The basic syntax for a sample Control directive is:
<%@ Control Language="C#" EnableViewState="false" %>
The attributes of the Control directive are:
|AutoEventWireup||the Boolean value that enables or disables automatic association of events to handlers|
|ClassName||file name for the control|
|Debug||the Boolean value that enables or disables compiling with debug symbols|
|Description||text description of the control page, ignored by compiler|
|EnableViewState||the Boolean value that indicates whether view state is maintained across page requests|
|Explicit||for VB language, tells the compiler to use Option Explicit mode|
|Inherits||the class from which the control page inherits|
|Language||language for code and script|
|Src||the filename for the code-behind class|
|Strict||for VB language, tells the compiler to use the Option Strict mode|
The Implement directive indicates that the web page, master page or user control page must implement the specified .Net framework interface.
The basic syntax for an Implements directive is:
<%@ Implements Interface="interface_name" %>
The Import directive imports a namespace into a web page, user control pate of application. If the Import directive is specified in the global.asax, then it will apply to the entire application. If it is in a page of user control page, then it would apply to that page or control.
The basic syntax for an Import directive is:
<%@ namespace="System.Drawing" %>
The Master directive specifies a page file as being the mater page.
The basic syntax for a sample MasterPage directive is:
<%@ MasterPage Language="C#" AutoEventWireup="true" CodeFile="SiteMater.master.cs" Inherits="SiteMaster" %>
The MasterType directive assigns a class name to the Master property of a page, to make it strongly typed.
The basic syntax for a MasterType directive is:
<%@ MasterType attribute="value"[attribute="value" ...] %>
The OutputCache directive controls the output caching policies of a web page or a user control.

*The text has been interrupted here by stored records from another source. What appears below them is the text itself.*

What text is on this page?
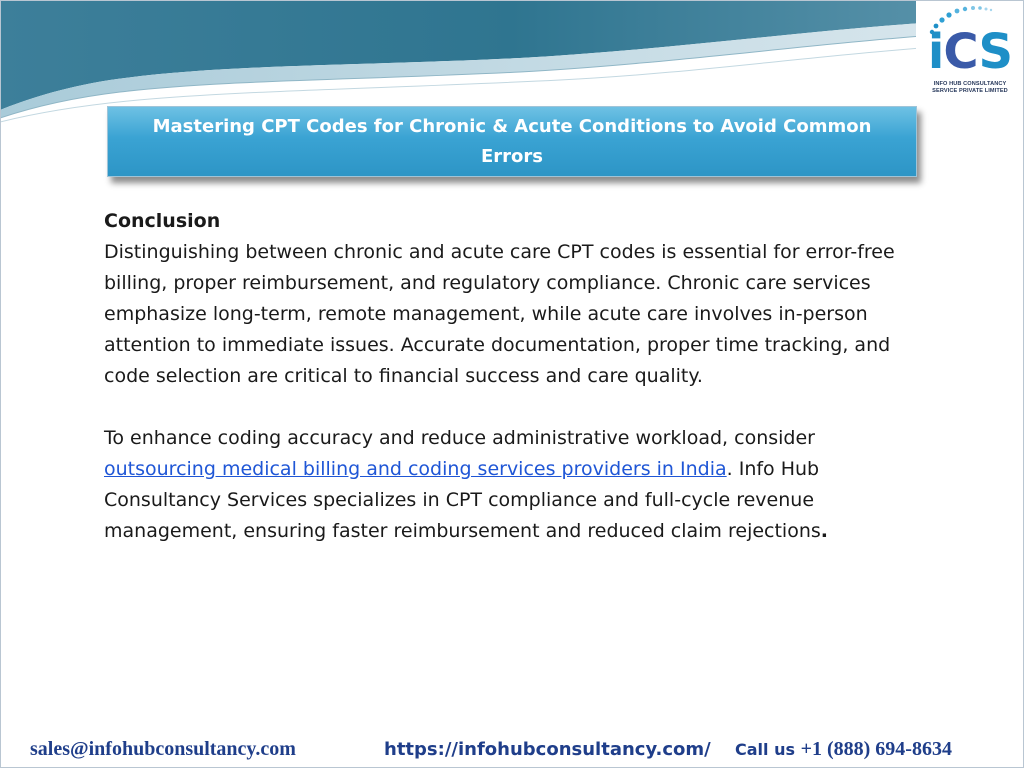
iCS
INFO HUB CONSULTANCY
SERVICE PRIVATE LIMITED
Mastering CPT Codes for Chronic & Acute Conditions to Avoid Common
Errors
Conclusion

Distinguishing between chronic and acute care CPT codes is essential for error-free billing, proper reimbursement, and regulatory compliance. Chronic care services emphasize long-term, remote management, while acute care involves in-person attention to immediate issues. Accurate documentation, proper time tracking, and code selection are critical to financial success and care quality.

To enhance coding accuracy and reduce administrative workload, consider outsourcing medical billing and coding services providers in India. Info Hub Consultancy Services specializes in CPT compliance and full-cycle revenue management, ensuring faster reimbursement and reduced claim rejections.

sales@infohubconsultancy.com	https://infohubconsultancy.com/ Call us +1 (888) 694-8634
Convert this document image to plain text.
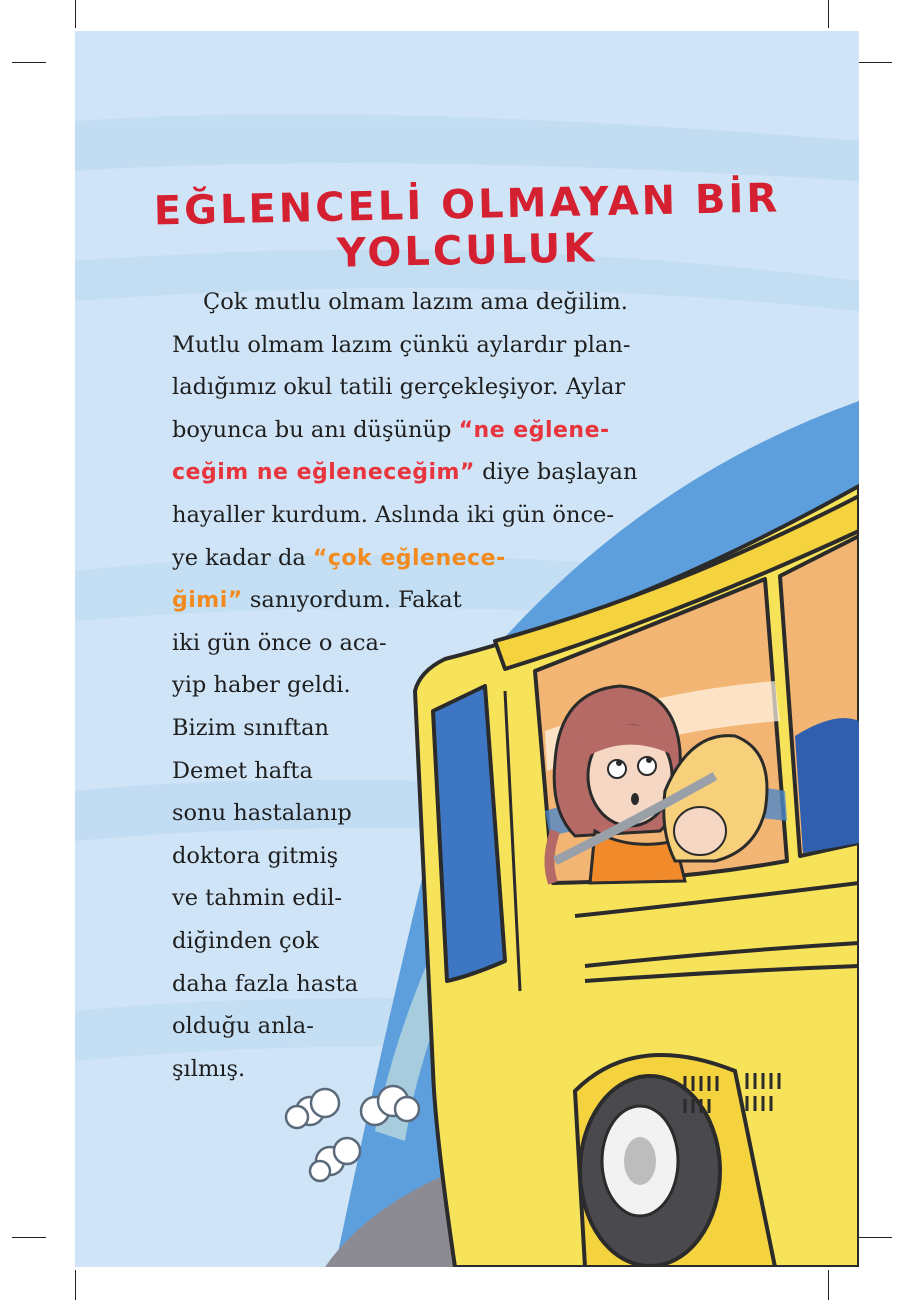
EĞLENCELİ OLMAYAN BİR
YOLCULUK
Çok mutlu olmam lazım ama değilim.
Mutlu olmam lazım çünkü aylardır plan-
ladığımız okul tatili gerçekleşiyor. Aylar
boyunca bu anı düşünüp “ne eğlene-
ceğim ne eğleneceğim” diye başlayan
hayaller kurdum. Aslında iki gün önce-
ye kadar da “çok eğlenece-
ğimi” sanıyordum. Fakat
iki gün önce o aca-
yip haber geldi.
Bizim sınıftan
Demet hafta
sonu hastalanıp
doktora gitmiş
ve tahmin edil-
diğinden çok
daha fazla hasta
olduğu anla-
şılmış.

We will discuss this directive in details, in data caching.
The basic syntax for a OutputCache directive is:
<%@ OutputCache Duration="15" VaryByParam="None" %>
The Page directive defines the attributes specific to the page file for the page parser and the compiler.
The basic syntax for a Page directive is:
<%@ Page Language="C#" AutoEventWireup="true" CodeFile="Default.aspx.cs" Inherits="_Default" Trace="true" %>
The attributes of the Page directive are:
|AutoEventWireup||the Boolean value that enables or disables Page events that are being automatically bound to methods; for example, Page_Load|
|Buffer||the Boolean value that enables or disables HTTP response buffering|
|ClassName||class name for the page|
|ClientTarget||the browser for which server controls should render content|
|CodeFile||name of the code behind file|
|Debug||the Boolean value that enables or disables compilation with debug symbols|
|Description||text description of the page, ignored by the parser|
|EnableSessionState||enables, disables or makes session state read-only|
|EnableViewState||the Boolean value that enables or disables view state across page requests|
|ErrorPage||URL for redirection if an unhandled page exception occurs|
|Inherits||the name of the code behind or other class|
|Language||programming language for code|
|Src||file name of the code behind class|
|Trace||enables or disables tracing|
|TraceMode||indicates how trace messages are to be displayed - sorted by time or category|
|Transaction||indicates if transactions are supported|
|ValidateRequest||the Boolean value that indicates whether all input data is validated against a hardcoded list of values|
The PreviousPageType directive assigns a class to a page, so that the page is strongly typed.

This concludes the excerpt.